Misalnya, mengait-ngaitkan seks pranikah, 'seks bebas', selingkuh, melacur dan lain-lain sebagai penyebab HIV/AIDS.
Padahal, faktanya (secara medis) penularan HIV/AIDS melalui hubungan seksual bukan karena sifat hubungan seksual (seks pranikah, 'seks bebas', selingkuh, melacur), tapi karena kondisi saat terjadi hubungan seksual (salah satu atau keduanya mengidap HIV/AIDS dan laki-laki tidak memakai kondom).

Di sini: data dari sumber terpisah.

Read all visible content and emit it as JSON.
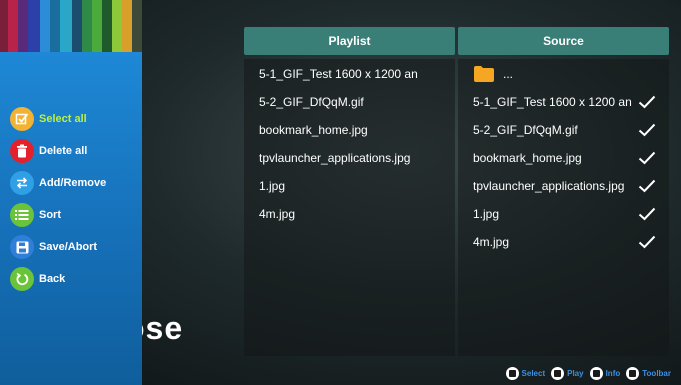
{
  "menu": {
    "items": [
      {
        "label": "Select all",
        "icon": "select-all-icon",
        "color": "#f2b233",
        "selected": true
      },
      {
        "label": "Delete all",
        "icon": "trash-icon",
        "color": "#e4202a"
      },
      {
        "label": "Add/Remove",
        "icon": "swap-icon",
        "color": "#2f9fe6"
      },
      {
        "label": "Sort",
        "icon": "list-icon",
        "color": "#6bc33a"
      },
      {
        "label": "Save/Abort",
        "icon": "save-icon",
        "color": "#2f7fd8"
      },
      {
        "label": "Back",
        "icon": "back-icon",
        "color": "#6bc33a"
      }
    ]
  },
  "background_title": "ose",
  "playlist": {
    "header": "Playlist",
    "items": [
      "5-1_GIF_Test 1600 x 1200 an",
      "5-2_GIF_DfQqM.gif",
      "bookmark_home.jpg",
      "tpvlauncher_applications.jpg",
      "1.jpg",
      "4m.jpg"
    ]
  },
  "source": {
    "header": "Source",
    "parent_folder_label": "...",
    "items": [
      {
        "name": "5-1_GIF_Test 1600 x 1200 an",
        "checked": true
      },
      {
        "name": "5-2_GIF_DfQqM.gif",
        "checked": true
      },
      {
        "name": "bookmark_home.jpg",
        "checked": true
      },
      {
        "name": "tpvlauncher_applications.jpg",
        "checked": true
      },
      {
        "name": "1.jpg",
        "checked": true
      },
      {
        "name": "4m.jpg",
        "checked": true
      }
    ]
  },
  "hints": [
    {
      "label": "Select",
      "icon": "ok-key-icon"
    },
    {
      "label": "Play",
      "icon": "play-key-icon"
    },
    {
      "label": "Info",
      "icon": "info-key-icon"
    },
    {
      "label": "Toolbar",
      "icon": "toolbar-key-icon"
    }
  ],
  "colors": {
    "menu_bg": "#1e88d6",
    "header_bg": "#3a7e78",
    "selected_text": "#b8ef4a",
    "folder": "#f5a623",
    "hint_text": "#3c8fe0"
  }
}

Ini fakta medis!
Dalam berita dr Margaretha mengobral nasehat orang tua terkait moral, padahal persoalannya adalah bagaiman melindungi diri agar tidak tertular HIV/AIDS ketika menyalurkan libido. Yang paling arif dan bijaksana adalah para orang tua memberikan resep yang mereka pakai sehingga sebelum menikah mereka tidak pernah melakukan hubungan seksual. Begitu juga salama dalam ikatan pernikahan mereka juga tidak pernah melakukan hubungan seksual selain dengan istri.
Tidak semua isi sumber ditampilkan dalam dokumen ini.